I am convinced that it would be well to consider adopting—from both the immediate and long range point of view—a positive policy of economic collaboration with Panamá in order to develop the country’s latent natural resources, chiefly agricultural. Such a policy might offset [Page 1417] to some degree a negative attitude on our part required by many of most of the Panamanian demands. Moreover, if promptly formulated it might constitute a gesture and prevent Remón from returning to Panamá with loss of face. Most important, it would relieve the Republic of its unwholesome economic dependence on the Canal Zone. Actually, a positive, well designed program for the economic rehabilitation of the Republic would be bread upon the waters. Wealth would be created; we would benefit!

Unfortunately, in Panamá the negotiations will have as Begleitungsmusik lots of negative nationalism. Much of it will be genuine. Some of it will be tactical—on the part of the opposition—and then, of course, the subversive element will be astutely active to exacerbate.
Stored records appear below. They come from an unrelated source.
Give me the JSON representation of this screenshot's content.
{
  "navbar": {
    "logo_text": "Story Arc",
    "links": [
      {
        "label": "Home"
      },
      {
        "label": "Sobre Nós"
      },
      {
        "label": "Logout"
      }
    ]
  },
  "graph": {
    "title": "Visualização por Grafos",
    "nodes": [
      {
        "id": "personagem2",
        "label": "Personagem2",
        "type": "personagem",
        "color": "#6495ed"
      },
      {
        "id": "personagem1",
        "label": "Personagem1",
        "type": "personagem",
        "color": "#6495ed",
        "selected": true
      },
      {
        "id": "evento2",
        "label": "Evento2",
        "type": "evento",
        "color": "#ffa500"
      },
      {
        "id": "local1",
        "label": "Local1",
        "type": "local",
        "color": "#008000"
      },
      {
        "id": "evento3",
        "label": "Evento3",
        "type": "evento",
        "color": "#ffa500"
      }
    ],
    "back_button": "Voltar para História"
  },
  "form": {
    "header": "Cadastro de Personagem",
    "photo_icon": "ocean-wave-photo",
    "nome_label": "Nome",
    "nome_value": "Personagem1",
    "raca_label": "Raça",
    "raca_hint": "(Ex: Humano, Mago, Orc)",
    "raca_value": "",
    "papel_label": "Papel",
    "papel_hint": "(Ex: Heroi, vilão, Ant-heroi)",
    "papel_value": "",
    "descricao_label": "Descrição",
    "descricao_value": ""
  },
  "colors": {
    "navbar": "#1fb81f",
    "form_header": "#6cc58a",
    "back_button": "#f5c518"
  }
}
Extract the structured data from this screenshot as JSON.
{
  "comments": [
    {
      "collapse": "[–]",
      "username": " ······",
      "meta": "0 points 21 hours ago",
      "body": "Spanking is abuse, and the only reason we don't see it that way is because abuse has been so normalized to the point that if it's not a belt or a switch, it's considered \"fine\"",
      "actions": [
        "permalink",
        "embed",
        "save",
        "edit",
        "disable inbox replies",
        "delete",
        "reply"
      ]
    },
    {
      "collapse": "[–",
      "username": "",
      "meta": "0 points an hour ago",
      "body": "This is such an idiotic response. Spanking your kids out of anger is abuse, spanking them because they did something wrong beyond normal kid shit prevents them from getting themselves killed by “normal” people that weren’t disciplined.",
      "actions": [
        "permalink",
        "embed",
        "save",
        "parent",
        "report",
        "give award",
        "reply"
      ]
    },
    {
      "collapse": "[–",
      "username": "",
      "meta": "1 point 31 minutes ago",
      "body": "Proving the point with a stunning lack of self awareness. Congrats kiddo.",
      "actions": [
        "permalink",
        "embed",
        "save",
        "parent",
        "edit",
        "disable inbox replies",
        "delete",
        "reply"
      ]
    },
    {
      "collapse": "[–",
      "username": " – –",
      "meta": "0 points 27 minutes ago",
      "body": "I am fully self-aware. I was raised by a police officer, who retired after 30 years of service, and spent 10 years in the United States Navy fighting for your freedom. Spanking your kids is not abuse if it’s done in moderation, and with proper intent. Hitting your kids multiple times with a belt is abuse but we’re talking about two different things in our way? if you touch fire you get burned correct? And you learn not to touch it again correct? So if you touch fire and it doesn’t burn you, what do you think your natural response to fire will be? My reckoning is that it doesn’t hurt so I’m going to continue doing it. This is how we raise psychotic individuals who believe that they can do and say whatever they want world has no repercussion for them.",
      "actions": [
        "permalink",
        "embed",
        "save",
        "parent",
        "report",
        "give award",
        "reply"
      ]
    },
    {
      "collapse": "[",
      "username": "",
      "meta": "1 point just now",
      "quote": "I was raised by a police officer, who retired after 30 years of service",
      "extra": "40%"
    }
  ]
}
I hope that we can talk over the problem of Panamá when I reach Washington with the Remóns.

Yours very sincerely,

John C. Wiley
  1. Secretary Dulles on Sept. 11, 1953 responded to a previous letter from Ambassador Wiley in which Wiley discussed an offer of limited collaboration in the treaty talks from Dr. Harmodio Arias, adviser to the Panamanian negotiating team (611.19/8–1853).
  2. Supra.
  3. Summarized in telegram 528 from Panama City, dated Apr. 10, 1953, p. 1409.